When I was a kid 15 years earlier than that, I had read Marvel Premiere #50, Alice Cooper: Tales From the Inside, and I also loved [1975 album] Welcome to My Nightmare. My cousins were the Alice Cooper fans; I was the David Bowie, Lou Reed fan.
But they had made me watch “Teenage Lament ‘74” on Top of the Pops.” Gaiman let Epic book him a flight out to Phoenix, and a room at the Arizona Biltmore Hotel; Cooper showed up, and the two quickly started tossing around ideas for what became The Last Temptation, Cooper’s 1994 album.
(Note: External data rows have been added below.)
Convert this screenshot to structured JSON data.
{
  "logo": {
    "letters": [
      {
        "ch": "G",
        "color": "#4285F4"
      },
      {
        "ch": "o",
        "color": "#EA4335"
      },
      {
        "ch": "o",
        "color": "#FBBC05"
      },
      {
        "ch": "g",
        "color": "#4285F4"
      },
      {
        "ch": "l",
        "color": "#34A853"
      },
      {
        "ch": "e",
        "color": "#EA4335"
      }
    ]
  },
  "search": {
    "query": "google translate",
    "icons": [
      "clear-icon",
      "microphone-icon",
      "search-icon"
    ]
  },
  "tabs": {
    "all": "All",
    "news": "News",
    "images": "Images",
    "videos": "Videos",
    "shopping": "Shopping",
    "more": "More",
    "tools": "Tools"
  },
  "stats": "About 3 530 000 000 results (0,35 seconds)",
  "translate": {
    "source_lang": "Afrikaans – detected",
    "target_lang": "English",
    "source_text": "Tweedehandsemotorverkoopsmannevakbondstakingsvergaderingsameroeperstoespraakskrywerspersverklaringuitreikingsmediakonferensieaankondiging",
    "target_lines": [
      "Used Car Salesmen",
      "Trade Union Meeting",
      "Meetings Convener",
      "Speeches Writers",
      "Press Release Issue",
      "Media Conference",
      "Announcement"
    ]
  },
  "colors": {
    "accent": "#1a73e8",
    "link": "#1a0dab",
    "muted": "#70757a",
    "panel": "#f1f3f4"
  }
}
"We talked about Ray Bradbury, Dario Argento, zombie movies, how to make a thing," Gaiman remembers; the comics superstar found himself in the unusual position of ghostwriting lyrics and punching up some of Cooper’s songs, including the album’s lead single, "Lost in America," a heavily sarcastic take on "Summertime Blues" — ain’t got no job, ain’t got no girl, ain’t got no gun.
The two kept in touch, and in 1993, when the project was nearing completion, Cooper’s people started asking Gaiman if he would turn the album into a comic, a request he initially denied: “For me, the fun of it was creating a concept for a concept album. And then Marvel Music came to us.”